Membre de DIS-MOI depuis 2017 

S’il a eu la chance de venir à Maurice pour la première fois en 2009 grâce à Amnesty International, Benji a rejoint DIS-MOI Mada depuis sa création en 2017 comme membre. Il participe activement aux campagnes de sensibilisation et aux formations en droits humains. 

Pour les droits humains ? 

« Devenir défenseur des droits humains est un choix réfléchi. Je voyais depuis mon enfance que des enfants comme moi étaient privés de leurs droits. Je ne savais pourtant pas ce qu’étaient ces droits. Cependant, aujourd’hui je sais. Et si je sais, je ne peux pas me taire, je dois agir ! Je ne sais pas quand le combat va s’arrêter… » 

Son rêve pour son pays 

Il aime son pays même s’il y vit dans la misère. « Quand je compare mon pays à l’île Maurice je suis triste et révolté. Je me demande comme un pays aussi petit que Maurice, comparé au mien peut continuer à se développer ainsi et pour à Mada malgré toute la place, toutes les ressources, on n’avance pas ? »

Il dit vouloir des dirigeants qui auront à cœur le développement du pays. « Il n’y a pas de salaire minimal. Tout se négocie actuellement avec la personne qui nous emploie pour la journée. Certains peuvent gagner moins d’un euro pour une journée de travail. L’accès au travail reste donc difficile et cela entraîne une répercussion sur la famille.
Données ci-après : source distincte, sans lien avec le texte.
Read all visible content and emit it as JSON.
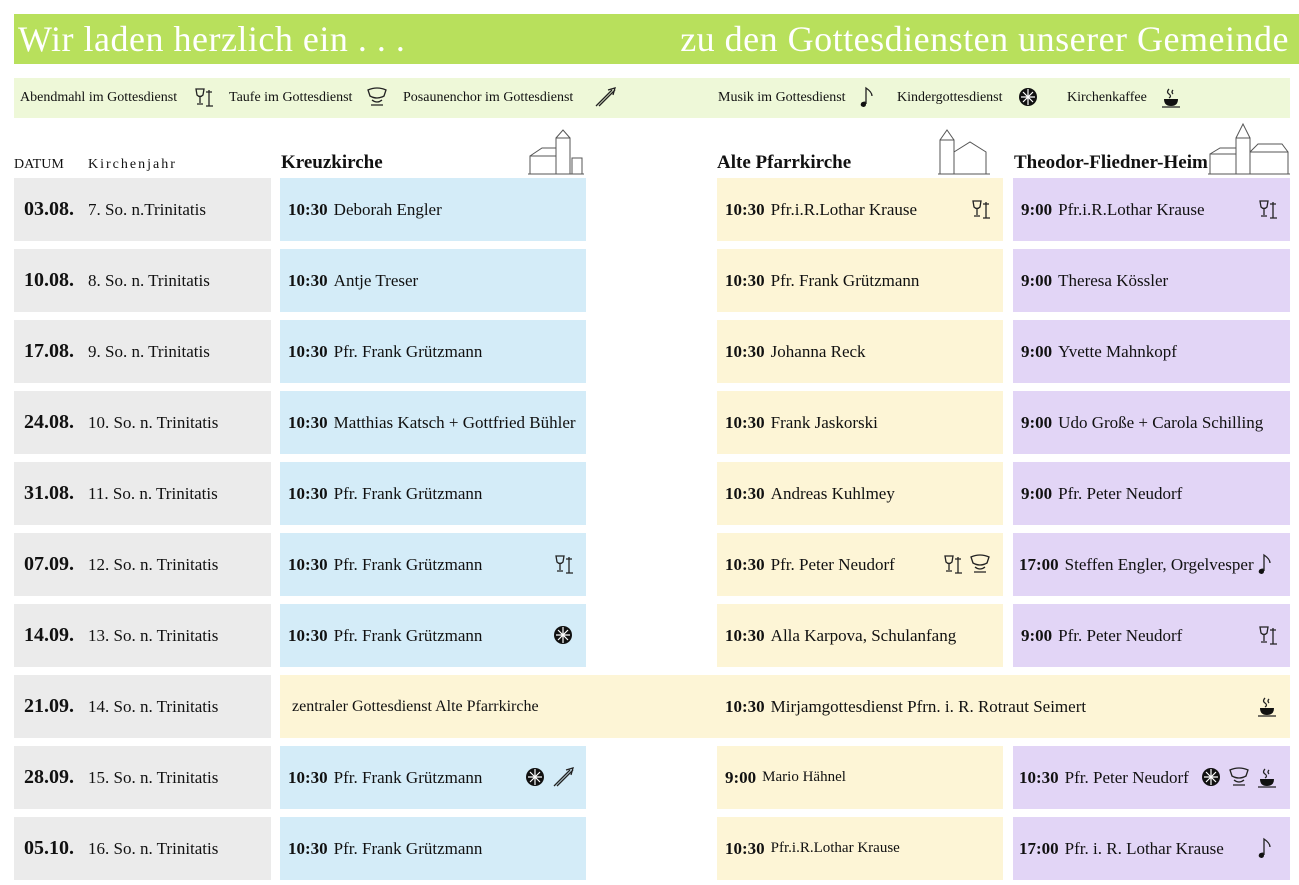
{
  "header": {
    "left": "Wir laden herzlich ein . . .",
    "right": "zu den Gottesdiensten unserer Gemeinde"
  },
  "legend": [
    "Abendmahl im Gottesdienst",
    "Taufe im Gottesdienst",
    "Posaunenchor im Gottesdienst",
    "Musik im Gottesdienst",
    "Kindergottesdienst",
    "Kirchenkaffee"
  ],
  "columns": {
    "date": "DATUM",
    "church_year": "Kirchenjahr",
    "kreuzkirche": "Kreuzkirche",
    "alte_pfarrkirche": "Alte Pfarrkirche",
    "theodor": "Theodor-Fliedner-Heim"
  },
  "rows": [
    {
      "date": "03.08.",
      "sunday": "7. So. n.Trinitatis",
      "kreuzkirche": {
        "time": "10:30",
        "name": "Deborah Engler"
      },
      "alte_pfarrkirche": {
        "time": "10:30",
        "name": "Pfr.i.R.Lothar Krause"
      },
      "theodor": {
        "time": "9:00",
        "name": "Pfr.i.R.Lothar Krause"
      }
    },
    {
      "date": "10.08.",
      "sunday": "8. So. n. Trinitatis",
      "kreuzkirche": {
        "time": "10:30",
        "name": "Antje Treser"
      },
      "alte_pfarrkirche": {
        "time": "10:30",
        "name": "Pfr. Frank Grützmann"
      },
      "theodor": {
        "time": "9:00",
        "name": "Theresa Kössler"
      }
    },
    {
      "date": "17.08.",
      "sunday": "9. So. n. Trinitatis",
      "kreuzkirche": {
        "time": "10:30",
        "name": "Pfr. Frank Grützmann"
      },
      "alte_pfarrkirche": {
        "time": "10:30",
        "name": "Johanna Reck"
      },
      "theodor": {
        "time": "9:00",
        "name": "Yvette Mahnkopf"
      }
    },
    {
      "date": "24.08.",
      "sunday": "10. So. n. Trinitatis",
      "kreuzkirche": {
        "time": "10:30",
        "name": "Matthias Katsch + Gottfried Bühler"
      },
      "alte_pfarrkirche": {
        "time": "10:30",
        "name": "Frank Jaskorski"
      },
      "theodor": {
        "time": "9:00",
        "name": "Udo  Große + Carola Schilling"
      }
    },
    {
      "date": "31.08.",
      "sunday": "11. So. n. Trinitatis",
      "kreuzkirche": {
        "time": "10:30",
        "name": "Pfr. Frank Grützmann"
      },
      "alte_pfarrkirche": {
        "time": "10:30",
        "name": "Andreas Kuhlmey"
      },
      "theodor": {
        "time": "9:00",
        "name": "Pfr. Peter Neudorf"
      }
    },
    {
      "date": "07.09.",
      "sunday": "12. So. n. Trinitatis",
      "kreuzkirche": {
        "time": "10:30",
        "name": "Pfr. Frank Grützmann"
      },
      "alte_pfarrkirche": {
        "time": "10:30",
        "name": "Pfr. Peter Neudorf"
      },
      "theodor": {
        "time": "17:00",
        "name": "Steffen Engler, Orgelvesper"
      }
    },
    {
      "date": "14.09.",
      "sunday": "13. So. n. Trinitatis",
      "kreuzkirche": {
        "time": "10:30",
        "name": "Pfr. Frank Grützmann"
      },
      "alte_pfarrkirche": {
        "time": "10:30",
        "name": "Alla Karpova, Schulanfang"
      },
      "theodor": {
        "time": "9:00",
        "name": "Pfr. Peter Neudorf"
      }
    },
    {
      "date": "21.09.",
      "sunday": "14. So. n. Trinitatis",
      "kreuzkirche": {
        "name": "zentraler Gottesdienst Alte Pfarrkirche"
      },
      "alte_pfarrkirche": {
        "time": "10:30",
        "name": "Mirjamgottesdienst Pfrn. i. R. Rotraut Seimert"
      }
    },
    {
      "date": "28.09.",
      "sunday": "15. So. n. Trinitatis",
      "kreuzkirche": {
        "time": "10:30",
        "name": "Pfr. Frank Grützmann"
      },
      "alte_pfarrkirche": {
        "time": "9:00",
        "name": "Mario Hähnel"
      },
      "theodor": {
        "time": "10:30",
        "name": "Pfr. Peter Neudorf"
      }
    },
    {
      "date": "05.10.",
      "sunday": "16. So. n. Trinitatis",
      "kreuzkirche": {
        "time": "10:30",
        "name": "Pfr. Frank Grützmann"
      },
      "alte_pfarrkirche": {
        "time": "10:30",
        "name": "Pfr.i.R.Lothar Krause"
      },
      "theodor": {
        "time": "17:00",
        "name": "Pfr. i. R. Lothar Krause"
      }
    }
  ]
}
Il n’y a pas de sécurité sociale. S’il y a un problème de santé dans la famille, que faire ? Il faut bâtir avec des gens qui ne veulent pas tout piller. Il faut reformer le système éducatif, arrêter le népotisme et espérer un changement de mentalité. Que la Déclaration Universelle des droits de l’homme ne reste pas qu’un document ! »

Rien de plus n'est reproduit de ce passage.